Sua nomeação abrange um conjunto aberto e praticamente ilimitado de designações concretas determinadas pelo canal, estilo, conteúdo, composição e função.

Designações teóricas dos tipos: narração, argumentação, descrição, injunção e exposição.

Exemplos de gêneros: telefonema, sermão, carta comercial, carta pessoal, romance, bilhete, aula expositiva, reunião de condomínio, horóscopo, receita culinária, bula de remédio, lista de compras, cardápio, instruções de uso, outdoor, inquérito policial, resenha, edital de concurso, piada, conversação espontânea, conferência, carta eletrônica, bate-papo virtual, aulas virtuais etc.

Elementos dos gêneros

Podemos dizer que existem três elementos básicos na formação dos gêneros textuais, os quais são formadores do discurso: tema, forma composicional e estilo.
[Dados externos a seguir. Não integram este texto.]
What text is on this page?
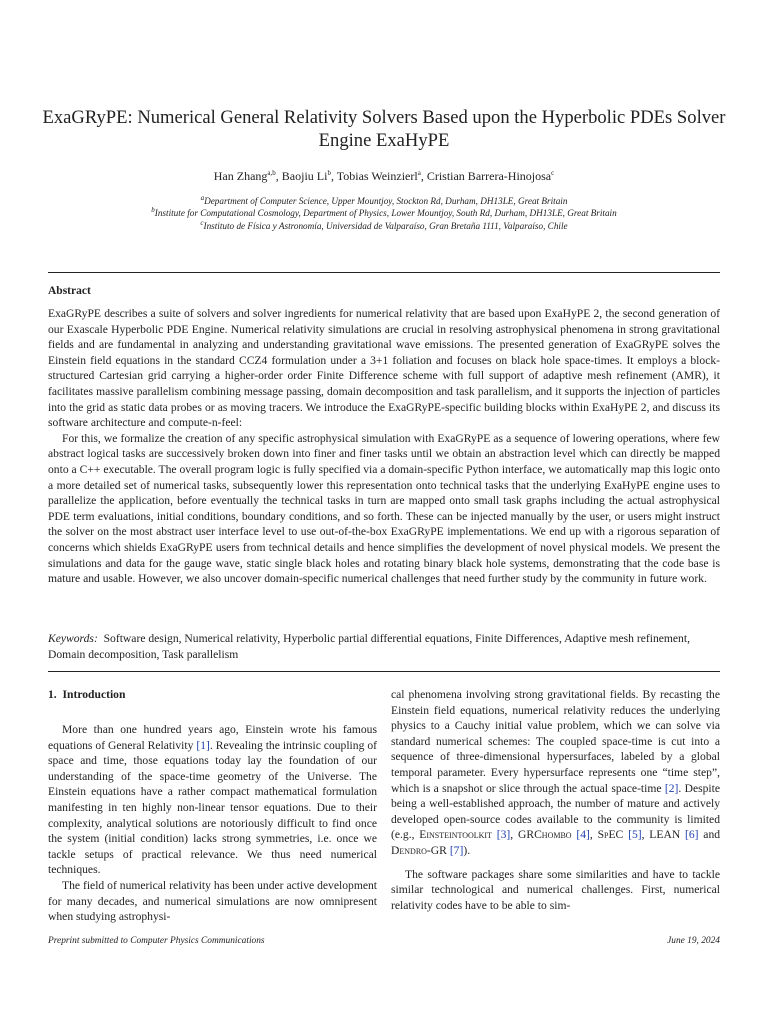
ExaGRyPE: Numerical General Relativity Solvers Based upon the Hyperbolic PDEs Solver Engine ExaHyPE
Han Zhang$^{a,b}$, Baojiu Li$^b$, Tobias Weinzierl$^a$, Cristian Barrera-Hinojosa$^c$
$^a$Department of Computer Science, Upper Mountjoy, Stockton Rd, Durham, DH13LE, Great Britain
$^b$Institute for Computational Cosmology, Department of Physics, Lower Mountjoy, South Rd, Durham, DH13LE, Great Britain
$^c$Instituto de Física y Astronomía, Universidad de Valparaíso, Gran Bretaña 1111, Valparaíso, Chile
Abstract

ExaGRyPE describes a suite of solvers and solver ingredients for numerical relativity that are based upon ExaHyPE 2, the second generation of our Exascale Hyperbolic PDE Engine. Numerical relativity simulations are crucial in resolving astrophysical phenomena in strong gravitational fields and are fundamental in analyzing and understanding gravitational wave emissions. The presented generation of ExaGRyPE solves the Einstein field equations in the standard CCZ4 formulation under a 3+1 foliation and focuses on black hole space-times. It employs a block-structured Cartesian grid carrying a higher-order order Finite Difference scheme with full support of adaptive mesh refinement (AMR), it facilitates massive parallelism combining message passing, domain decomposition and task parallelism, and it supports the injection of particles into the grid as static data probes or as moving tracers. We introduce the ExaGRyPE-specific building blocks within ExaHyPE 2, and discuss its software architecture and compute-n-feel:

For this, we formalize the creation of any specific astrophysical simulation with ExaGRyPE as a sequence of lowering operations, where few abstract logical tasks are successively broken down into finer and finer tasks until we obtain an abstraction level which can directly be mapped onto a C++ executable. The overall program logic is fully specified via a domain-specific Python interface, we automatically map this logic onto a more detailed set of numerical tasks, subsequently lower this representation onto technical tasks that the underlying ExaHyPE engine uses to parallelize the application, before eventually the technical tasks in turn are mapped onto small task graphs including the actual astrophysical PDE term evaluations, initial conditions, boundary conditions, and so forth. These can be injected manually by the user, or users might instruct the solver on the most abstract user interface level to use out-of-the-box ExaGRyPE implementations. We end up with a rigorous separation of concerns which shields ExaGRyPE users from technical details and hence simplifies the development of novel physical models. We present the simulations and data for the gauge wave, static single black holes and rotating binary black hole systems, demonstrating that the code base is mature and usable. However, we also uncover domain-specific numerical challenges that need further study by the community in future work.

Keywords: Software design, Numerical relativity, Hyperbolic partial differential equations, Finite Differences, Adaptive mesh refinement, Domain decomposition, Task parallelism
1. Introduction

More than one hundred years ago, Einstein wrote his famous equations of General Relativity [1]. Revealing the intrinsic coupling of space and time, those equations today lay the foundation of our understanding of the space-time geometry of the Universe. The Einstein equations have a rather compact mathematical formulation manifesting in ten highly non-linear tensor equations. Due to their complexity, analytical solutions are notoriously difficult to find once the system (initial condition) lacks strong symmetries, i.e. once we tackle setups of practical relevance. We thus need numerical techniques.

The field of numerical relativity has been under active development for many decades, and numerical simulations are now omnipresent when studying astrophysi-

cal phenomena involving strong gravitational fields. By recasting the Einstein field equations, numerical relativity reduces the underlying physics to a Cauchy initial value problem, which we can solve via standard numerical schemes: The coupled space-time is cut into a sequence of three-dimensional hypersurfaces, labeled by a global temporal parameter. Every hypersurface represents one “time step”, which is a snapshot or slice through the actual space-time [2]. Despite being a well-established approach, the number of mature and actively developed open-source codes available to the community is limited (e.g., Einsteintoolkit [3], GRChombo [4], SpEC [5], LEAN [6] and Dendro-GR [7]).

The software packages share some similarities and have to tackle similar technological and numerical challenges. First, numerical relativity codes have to be able to sim-

Preprint submitted to Computer Physics Communications	June 19, 2024
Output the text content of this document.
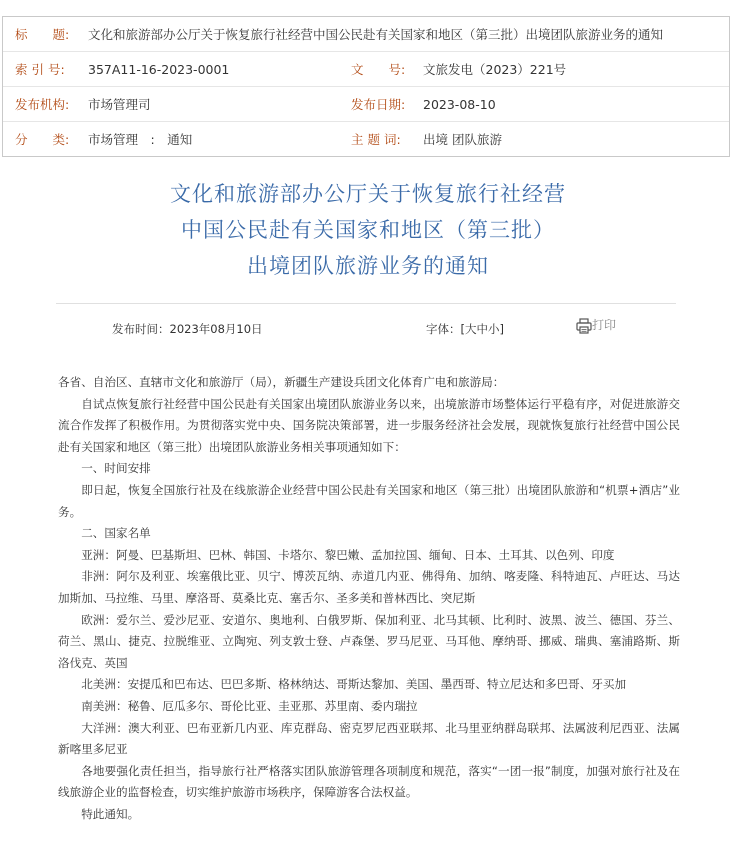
标　　题: 文化和旅游部办公厅关于恢复旅行社经营中国公民赴有关国家和地区（第三批）出境团队旅游业务的通知
索 引 号: 357A11-16-2023-0001	文　　号: 文旅发电（2023）221号
发布机构: 市场管理司	发布日期: 2023-08-10
分　　类: 市场管理　:　通知	主 题 词: 出境 团队旅游
文化和旅游部办公厅关于恢复旅行社经营
中国公民赴有关国家和地区（第三批）
出境团队旅游业务的通知
发布时间：2023年08月10日	字体：[大中小]	打印

各省、自治区、直辖市文化和旅游厅（局），新疆生产建设兵团文化体育广电和旅游局：

自试点恢复旅行社经营中国公民赴有关国家出境团队旅游业务以来，出境旅游市场整体运行平稳有序，对促进旅游交流合作发挥了积极作用。为贯彻落实党中央、国务院决策部署，进一步服务经济社会发展，现就恢复旅行社经营中国公民赴有关国家和地区（第三批）出境团队旅游业务相关事项通知如下：

一、时间安排

即日起，恢复全国旅行社及在线旅游企业经营中国公民赴有关国家和地区（第三批）出境团队旅游和“机票+酒店”业务。

二、国家名单

亚洲：阿曼、巴基斯坦、巴林、韩国、卡塔尔、黎巴嫩、孟加拉国、缅甸、日本、土耳其、以色列、印度

非洲：阿尔及利亚、埃塞俄比亚、贝宁、博茨瓦纳、赤道几内亚、佛得角、加纳、喀麦隆、科特迪瓦、卢旺达、马达加斯加、马拉维、马里、摩洛哥、莫桑比克、塞舌尔、圣多美和普林西比、突尼斯

欧洲：爱尔兰、爱沙尼亚、安道尔、奥地利、白俄罗斯、保加利亚、北马其顿、比利时、波黑、波兰、德国、芬兰、荷兰、黑山、捷克、拉脱维亚、立陶宛、列支敦士登、卢森堡、罗马尼亚、马耳他、摩纳哥、挪威、瑞典、塞浦路斯、斯洛伐克、英国

北美洲：安提瓜和巴布达、巴巴多斯、格林纳达、哥斯达黎加、美国、墨西哥、特立尼达和多巴哥、牙买加

南美洲：秘鲁、厄瓜多尔、哥伦比亚、圭亚那、苏里南、委内瑞拉

大洋洲：澳大利亚、巴布亚新几内亚、库克群岛、密克罗尼西亚联邦、北马里亚纳群岛联邦、法属波利尼西亚、法属新喀里多尼亚

各地要强化责任担当，指导旅行社严格落实团队旅游管理各项制度和规范，落实“一团一报”制度，加强对旅行社及在线旅游企业的监督检查，切实维护旅游市场秩序，保障游客合法权益。

特此通知。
Com relação ao tema, é importante dizer que não se trata apenas do assunto que será tratado no texto, mas é aquilo que parte também de um determinado ponto de vista ou intencionalidade de quem diz ou escreve. Assim, o tema será o conteúdo trabalhado com base em um determinado valor ou ideologia, de acordo com estudiosos da área.

Já a forma composicional e o estilo ligam-se às escolhas com relação ao vocabulário, estrutura e registro, ou seja, à forma como o texto irá organizar-se para que cumpra com seu papel de intervir socialmente.

Esses elementos demonstram, portanto, que os textos, de acordo com as condições de produção que são dadas no momento da fala e da escrita, observando-se os papéis sociais dos envolvidos nos atos comunicativos, aproximam-se ou distanciam-se uns dos outros, a depender da forma como quer-se intervir por meio deles.

Leia também: Intergenericidade: hibridização de gêneros textuais

Exemplos

  • Tipo narrativo

  • Tipo expositivo

  • Seminários
  • Palestras
  • Enciclopédia
  • Verbetes de dicionários
  • Tipo injuntivo

  • Propaganda
  • Receita culinária
  • Bula de remédio
  • Manual de instruções
  • Regulamento

Notas

|1| MARCUSCHI, L.A. Produção textual, análise de gêneros e compreensão. São Paulo: Parábola Editorial, 2008. 298p.